Professor Peter Saunders, an Australian who chairs the Foundation for International Studies on Social Security, told a workshop in Auckland yesterday that global research on "what works" had found a universal child payment was one of three key factors to reduce child poverty.
The other two were high parental employment and high wages.
He said a universal payment created popular backing for supporting children and led to higher levels of support. In contrast, highly targeted payments tended to be low.
"Programmes that are targeted to the poor tend to end up being poor programmes," he said.
Members of an expert group on child poverty appointed by Children's Commissioner Dr Russell Wills also defended their proposed universal payment for young children at the workshop, part of a seven-week consultation on the group's initial report which ends on October 12.
Mr Key described the proposal as "dopey" when the report was released on August 12. He said the current family tax credits gave more support to poorer families, reducing gradually as family incomes rose.
Victoria University's Professor Jonathan Boston, who co-chairs the expert group, said a shift to a high universal payment for young children, combined with lower targeted payments for older children, would have advantages.
Socially, it would encourage one parent to stay home to look after very young children. Modelling in the group's report suggests universal payments of $8000 ($154 a week) in the first year, $7000 ($135 a week) in the second year and $6000 ($115 a week) in the third year, then lower income-tested payments stepping down at ages 3, 5 and 14.
"One of the arguments for a universal child payment of a generous nature is to recognise the enormous importance of the mother in this case being with the child, particularly during the first year," Dr Boston said.
"From a society's point of view, all children matter, and we as a society should be taking responsibility to ensure the best possible outcome for our children."

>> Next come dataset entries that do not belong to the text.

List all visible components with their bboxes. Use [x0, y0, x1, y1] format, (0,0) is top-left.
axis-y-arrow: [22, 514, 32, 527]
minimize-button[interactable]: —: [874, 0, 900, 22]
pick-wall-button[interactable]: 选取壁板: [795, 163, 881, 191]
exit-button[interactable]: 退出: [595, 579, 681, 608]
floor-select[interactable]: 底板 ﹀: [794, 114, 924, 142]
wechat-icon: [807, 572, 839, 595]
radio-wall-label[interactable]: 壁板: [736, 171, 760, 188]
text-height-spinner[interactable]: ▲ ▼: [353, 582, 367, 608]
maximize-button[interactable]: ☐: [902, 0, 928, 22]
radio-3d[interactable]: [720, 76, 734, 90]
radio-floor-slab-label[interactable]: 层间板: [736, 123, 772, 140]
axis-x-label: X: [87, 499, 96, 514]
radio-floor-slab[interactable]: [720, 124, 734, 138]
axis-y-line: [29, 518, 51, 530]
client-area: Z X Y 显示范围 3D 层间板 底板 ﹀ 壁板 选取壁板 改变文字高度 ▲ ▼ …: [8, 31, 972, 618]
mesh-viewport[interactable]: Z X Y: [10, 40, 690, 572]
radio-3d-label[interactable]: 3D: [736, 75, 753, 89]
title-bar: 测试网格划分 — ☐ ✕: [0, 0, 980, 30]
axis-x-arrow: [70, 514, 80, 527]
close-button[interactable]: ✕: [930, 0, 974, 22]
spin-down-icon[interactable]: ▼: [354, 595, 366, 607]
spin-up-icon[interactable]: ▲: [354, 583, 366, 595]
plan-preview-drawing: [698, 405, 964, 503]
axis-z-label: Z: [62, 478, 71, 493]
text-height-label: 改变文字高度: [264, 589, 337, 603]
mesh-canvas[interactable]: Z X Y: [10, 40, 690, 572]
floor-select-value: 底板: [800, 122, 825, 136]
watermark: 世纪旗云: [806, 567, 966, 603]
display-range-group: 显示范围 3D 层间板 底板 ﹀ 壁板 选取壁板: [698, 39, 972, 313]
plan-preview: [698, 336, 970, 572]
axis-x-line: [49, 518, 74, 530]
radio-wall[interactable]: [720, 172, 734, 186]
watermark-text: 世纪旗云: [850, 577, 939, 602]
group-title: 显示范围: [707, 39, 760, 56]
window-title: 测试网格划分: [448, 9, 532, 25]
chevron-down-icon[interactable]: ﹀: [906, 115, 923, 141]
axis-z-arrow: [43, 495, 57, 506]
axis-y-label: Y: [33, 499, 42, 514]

The group argues that a universal payment would be fairer than extending paid parental leave.
A bill to extend paid leave to six months, sponsored by Labour MP Sue Moroney, was given a first reading in Parliament by a one-vote margin in July and is before a select committee.
"All infants would benefit and not merely those whose mother was eligible for paid parental leave," the group said.
Professor Boston said a universal payment would give parents bigger incentives to get paid employment when their children were old enough.